Likewise, when you partition a stream any specified aggregate functions aggregate over all partitions. If you want to generate separate aggregate values for different groups of events then you must specify a
group by clause. See
Grouping output items. A common use case is to specify matching
partition by and
group by clauses.
Consider the following stream query:
from a in all A() partition by a.x retain 2 select sum(a.y);
The window definition is retain 2, and this is partitioned by a.x, where x is the first field in A. There is one retain 2 partition for each value of x. Suppose this stream query receives the following input events:
A(1,1)
A(1,2)
A(2,1)
A(2,2)
A(1,3)
A(2,3)
After these events have all arrived, one partition contains A(1,2) and A(1,3) while a second partition contains A(2,2) and A(2,3).

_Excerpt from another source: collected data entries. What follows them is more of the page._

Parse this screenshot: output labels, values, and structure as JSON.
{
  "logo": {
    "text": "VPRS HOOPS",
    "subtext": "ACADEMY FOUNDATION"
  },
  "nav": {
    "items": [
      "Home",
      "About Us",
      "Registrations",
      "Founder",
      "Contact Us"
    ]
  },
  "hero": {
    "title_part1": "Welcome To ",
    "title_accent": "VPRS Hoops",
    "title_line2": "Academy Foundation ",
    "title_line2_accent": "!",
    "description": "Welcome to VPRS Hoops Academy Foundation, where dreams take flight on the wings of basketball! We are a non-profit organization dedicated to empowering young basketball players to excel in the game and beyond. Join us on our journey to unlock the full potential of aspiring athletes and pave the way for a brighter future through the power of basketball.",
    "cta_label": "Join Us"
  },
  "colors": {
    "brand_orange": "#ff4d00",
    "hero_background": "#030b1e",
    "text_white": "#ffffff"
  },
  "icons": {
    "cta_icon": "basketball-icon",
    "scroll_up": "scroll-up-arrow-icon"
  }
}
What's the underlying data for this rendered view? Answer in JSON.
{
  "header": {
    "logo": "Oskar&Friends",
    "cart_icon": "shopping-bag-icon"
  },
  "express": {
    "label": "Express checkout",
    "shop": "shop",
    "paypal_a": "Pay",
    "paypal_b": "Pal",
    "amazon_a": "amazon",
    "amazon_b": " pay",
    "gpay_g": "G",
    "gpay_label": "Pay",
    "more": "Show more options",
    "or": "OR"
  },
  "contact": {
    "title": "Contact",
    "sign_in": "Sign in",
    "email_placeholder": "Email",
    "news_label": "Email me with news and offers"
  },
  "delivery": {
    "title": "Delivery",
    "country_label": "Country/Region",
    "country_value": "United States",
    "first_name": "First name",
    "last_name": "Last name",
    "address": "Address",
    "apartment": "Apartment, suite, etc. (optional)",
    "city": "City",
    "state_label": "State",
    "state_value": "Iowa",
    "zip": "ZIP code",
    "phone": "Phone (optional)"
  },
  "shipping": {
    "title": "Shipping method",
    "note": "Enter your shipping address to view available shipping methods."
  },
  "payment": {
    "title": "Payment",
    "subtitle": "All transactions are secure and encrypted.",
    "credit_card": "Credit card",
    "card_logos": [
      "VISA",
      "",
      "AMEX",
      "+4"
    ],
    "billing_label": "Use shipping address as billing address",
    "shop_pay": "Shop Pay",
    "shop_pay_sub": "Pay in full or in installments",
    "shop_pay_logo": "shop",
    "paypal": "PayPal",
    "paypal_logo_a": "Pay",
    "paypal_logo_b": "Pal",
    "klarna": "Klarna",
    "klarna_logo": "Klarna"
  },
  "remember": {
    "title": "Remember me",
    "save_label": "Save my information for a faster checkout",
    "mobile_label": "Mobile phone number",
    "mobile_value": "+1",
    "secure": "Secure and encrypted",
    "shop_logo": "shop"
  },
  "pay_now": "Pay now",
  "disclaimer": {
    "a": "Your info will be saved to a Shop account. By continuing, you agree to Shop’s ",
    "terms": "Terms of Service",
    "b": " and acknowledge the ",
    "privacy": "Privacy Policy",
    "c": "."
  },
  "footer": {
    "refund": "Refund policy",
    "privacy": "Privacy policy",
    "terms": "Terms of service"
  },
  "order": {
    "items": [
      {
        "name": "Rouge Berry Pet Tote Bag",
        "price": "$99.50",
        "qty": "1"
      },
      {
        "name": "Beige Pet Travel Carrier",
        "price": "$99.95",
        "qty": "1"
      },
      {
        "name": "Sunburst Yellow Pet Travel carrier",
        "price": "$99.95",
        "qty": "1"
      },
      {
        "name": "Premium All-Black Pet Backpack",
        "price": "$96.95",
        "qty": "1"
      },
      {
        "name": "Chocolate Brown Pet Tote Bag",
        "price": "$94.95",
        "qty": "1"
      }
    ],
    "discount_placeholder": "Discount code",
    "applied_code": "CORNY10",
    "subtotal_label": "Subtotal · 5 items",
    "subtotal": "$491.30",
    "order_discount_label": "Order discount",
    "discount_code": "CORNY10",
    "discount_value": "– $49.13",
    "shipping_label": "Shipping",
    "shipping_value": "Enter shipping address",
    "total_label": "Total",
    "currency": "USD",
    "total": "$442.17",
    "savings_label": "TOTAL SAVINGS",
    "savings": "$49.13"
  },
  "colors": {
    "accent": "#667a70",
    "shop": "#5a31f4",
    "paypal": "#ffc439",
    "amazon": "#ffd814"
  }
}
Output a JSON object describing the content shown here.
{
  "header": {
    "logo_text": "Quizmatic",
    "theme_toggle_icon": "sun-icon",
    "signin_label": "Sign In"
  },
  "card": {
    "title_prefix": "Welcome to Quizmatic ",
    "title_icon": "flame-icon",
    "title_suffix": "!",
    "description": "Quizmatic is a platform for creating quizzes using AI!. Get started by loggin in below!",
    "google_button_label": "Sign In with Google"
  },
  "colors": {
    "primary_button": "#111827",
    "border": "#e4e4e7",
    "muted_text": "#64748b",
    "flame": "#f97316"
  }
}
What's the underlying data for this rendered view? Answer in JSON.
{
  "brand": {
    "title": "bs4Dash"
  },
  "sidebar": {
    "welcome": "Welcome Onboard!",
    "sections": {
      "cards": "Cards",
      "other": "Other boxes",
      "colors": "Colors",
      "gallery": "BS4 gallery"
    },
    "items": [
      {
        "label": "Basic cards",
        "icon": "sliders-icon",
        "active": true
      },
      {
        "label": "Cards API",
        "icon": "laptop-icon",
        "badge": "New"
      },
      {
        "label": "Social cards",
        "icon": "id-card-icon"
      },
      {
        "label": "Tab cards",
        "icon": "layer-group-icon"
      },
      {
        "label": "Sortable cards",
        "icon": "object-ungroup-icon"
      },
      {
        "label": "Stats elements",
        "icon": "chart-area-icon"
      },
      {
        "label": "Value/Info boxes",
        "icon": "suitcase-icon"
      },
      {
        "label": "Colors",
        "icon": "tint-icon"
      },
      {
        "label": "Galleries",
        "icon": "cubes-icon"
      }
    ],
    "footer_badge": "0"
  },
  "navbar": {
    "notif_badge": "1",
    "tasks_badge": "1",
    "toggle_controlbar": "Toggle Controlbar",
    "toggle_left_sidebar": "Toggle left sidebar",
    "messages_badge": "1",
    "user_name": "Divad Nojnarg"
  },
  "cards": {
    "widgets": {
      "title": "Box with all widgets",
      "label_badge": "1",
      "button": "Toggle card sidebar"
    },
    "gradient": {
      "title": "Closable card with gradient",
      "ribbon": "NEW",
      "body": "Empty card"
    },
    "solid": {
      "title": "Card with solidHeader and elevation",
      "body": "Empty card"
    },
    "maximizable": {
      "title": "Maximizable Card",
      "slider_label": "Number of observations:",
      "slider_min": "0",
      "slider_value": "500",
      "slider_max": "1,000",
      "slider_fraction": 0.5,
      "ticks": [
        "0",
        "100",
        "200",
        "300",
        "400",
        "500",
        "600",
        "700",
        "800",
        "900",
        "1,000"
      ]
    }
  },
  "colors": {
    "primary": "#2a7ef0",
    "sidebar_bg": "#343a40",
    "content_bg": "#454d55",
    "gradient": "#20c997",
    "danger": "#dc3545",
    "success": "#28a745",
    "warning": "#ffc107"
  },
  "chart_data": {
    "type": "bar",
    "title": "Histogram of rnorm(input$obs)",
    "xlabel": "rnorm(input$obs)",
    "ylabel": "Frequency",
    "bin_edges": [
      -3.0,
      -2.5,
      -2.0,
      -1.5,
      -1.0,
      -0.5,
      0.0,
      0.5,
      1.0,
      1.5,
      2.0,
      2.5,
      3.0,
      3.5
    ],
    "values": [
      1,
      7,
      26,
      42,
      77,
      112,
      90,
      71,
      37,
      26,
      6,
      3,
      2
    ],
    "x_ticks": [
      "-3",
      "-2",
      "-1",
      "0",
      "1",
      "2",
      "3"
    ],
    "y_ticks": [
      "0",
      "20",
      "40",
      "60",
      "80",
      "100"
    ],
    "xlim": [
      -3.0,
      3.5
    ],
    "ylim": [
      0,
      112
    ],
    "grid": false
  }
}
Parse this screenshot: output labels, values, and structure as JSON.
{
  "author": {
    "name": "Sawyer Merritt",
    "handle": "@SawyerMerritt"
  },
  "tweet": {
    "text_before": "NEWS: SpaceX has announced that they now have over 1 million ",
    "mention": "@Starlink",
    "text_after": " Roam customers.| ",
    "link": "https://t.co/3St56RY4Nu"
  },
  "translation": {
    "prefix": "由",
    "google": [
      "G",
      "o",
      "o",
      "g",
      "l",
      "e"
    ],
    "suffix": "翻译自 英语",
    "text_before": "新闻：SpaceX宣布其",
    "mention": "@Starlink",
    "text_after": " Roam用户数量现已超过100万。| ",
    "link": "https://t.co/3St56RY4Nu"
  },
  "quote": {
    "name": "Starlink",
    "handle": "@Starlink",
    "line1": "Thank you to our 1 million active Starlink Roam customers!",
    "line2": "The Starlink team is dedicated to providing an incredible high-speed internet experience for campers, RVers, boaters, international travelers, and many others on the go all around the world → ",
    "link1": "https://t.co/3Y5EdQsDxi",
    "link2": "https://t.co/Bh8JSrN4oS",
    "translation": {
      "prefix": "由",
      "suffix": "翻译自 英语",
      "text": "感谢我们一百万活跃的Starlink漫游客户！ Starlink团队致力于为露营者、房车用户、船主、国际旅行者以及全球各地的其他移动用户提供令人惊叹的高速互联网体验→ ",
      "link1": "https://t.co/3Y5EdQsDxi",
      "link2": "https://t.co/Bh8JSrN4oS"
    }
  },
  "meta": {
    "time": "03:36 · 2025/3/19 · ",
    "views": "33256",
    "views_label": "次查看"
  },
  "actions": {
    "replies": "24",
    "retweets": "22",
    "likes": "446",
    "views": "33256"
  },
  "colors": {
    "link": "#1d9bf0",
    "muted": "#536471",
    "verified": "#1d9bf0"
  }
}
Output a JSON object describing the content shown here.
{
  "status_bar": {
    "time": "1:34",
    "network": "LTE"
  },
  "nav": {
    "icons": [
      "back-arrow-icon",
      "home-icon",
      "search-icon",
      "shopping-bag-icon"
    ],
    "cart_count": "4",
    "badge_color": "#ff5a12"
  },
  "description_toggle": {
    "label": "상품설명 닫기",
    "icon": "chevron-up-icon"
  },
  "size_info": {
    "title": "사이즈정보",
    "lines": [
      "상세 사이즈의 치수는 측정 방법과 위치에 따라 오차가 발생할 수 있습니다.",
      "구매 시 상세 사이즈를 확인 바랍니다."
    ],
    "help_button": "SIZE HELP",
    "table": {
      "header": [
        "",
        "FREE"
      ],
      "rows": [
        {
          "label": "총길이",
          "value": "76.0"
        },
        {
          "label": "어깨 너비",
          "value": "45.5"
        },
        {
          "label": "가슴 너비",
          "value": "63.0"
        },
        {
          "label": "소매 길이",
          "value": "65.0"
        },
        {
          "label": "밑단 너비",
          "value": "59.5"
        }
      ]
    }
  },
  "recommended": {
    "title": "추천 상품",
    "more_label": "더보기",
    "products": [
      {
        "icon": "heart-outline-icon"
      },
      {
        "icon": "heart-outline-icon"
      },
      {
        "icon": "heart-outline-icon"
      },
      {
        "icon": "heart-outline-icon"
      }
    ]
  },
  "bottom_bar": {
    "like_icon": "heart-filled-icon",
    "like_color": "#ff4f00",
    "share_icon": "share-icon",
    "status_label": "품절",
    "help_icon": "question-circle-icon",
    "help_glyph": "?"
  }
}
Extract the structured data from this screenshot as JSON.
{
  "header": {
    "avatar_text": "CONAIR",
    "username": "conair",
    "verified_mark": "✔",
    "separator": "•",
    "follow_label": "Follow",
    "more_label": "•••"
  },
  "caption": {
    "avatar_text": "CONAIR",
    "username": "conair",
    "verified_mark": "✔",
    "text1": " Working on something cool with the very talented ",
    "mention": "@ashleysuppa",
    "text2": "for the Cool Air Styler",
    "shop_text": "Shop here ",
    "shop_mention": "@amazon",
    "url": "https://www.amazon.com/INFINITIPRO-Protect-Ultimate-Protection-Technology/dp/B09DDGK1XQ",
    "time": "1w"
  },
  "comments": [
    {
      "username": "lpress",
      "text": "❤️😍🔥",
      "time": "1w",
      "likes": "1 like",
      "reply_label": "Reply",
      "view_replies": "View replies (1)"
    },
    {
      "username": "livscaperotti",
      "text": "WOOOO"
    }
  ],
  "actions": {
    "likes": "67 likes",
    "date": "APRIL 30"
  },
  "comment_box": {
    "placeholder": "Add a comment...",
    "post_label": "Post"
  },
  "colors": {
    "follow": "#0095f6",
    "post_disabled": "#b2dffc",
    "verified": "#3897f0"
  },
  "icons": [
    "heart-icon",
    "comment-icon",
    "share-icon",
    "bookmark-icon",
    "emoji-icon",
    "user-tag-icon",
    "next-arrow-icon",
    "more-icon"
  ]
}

However, the parts of the query following the window definition operate on the collection of all items in all partitions. In this example, the sum() aggregate function generates 10. It does not generate a lot that contains two values of 5. Now consider the following query:
from t in all Tick()
partition by t.symbol retain 10
group by t.symbol
select mean(t.price)
This query returns one mean value per symbol, which is the mean of the last 10 ticks for that symbol. If you do not want all means for all symbols in one lot, you might prefer to spawn monitors so that you have an instance of the following query for each symbol:
from t in all Tick(symbol=X)
retain 10
select mean(t.price)
If you do want the averages for all the symbols in the same stream, then you can specify the group key in the select clause in order to later differentiate between the output events, as in the following example:
from t in all Tick()
partition by t.symbol retain 10
group by t.symbol
select Output(t.symbol, mean(t.price))
As you can see, the partition by clause is often used in conjunction with the group by clause.
Tip:
In EPL, it is common to use spawn in a monitor to create separate monitor instances. For example, each monitor instance might process a separate stock symbol. Spawning separate monitor instances might be preferable to using a single monitor instance that specifies partition by in a stream query so that it, for example, processes all stock symbols. Spawning separate monitor instances can be more efficient because your application processes only the subset of symbols that are of interest. Also, the subset of symbols of interest can change through the day. Appropriate monitor instances and queries can be created as required.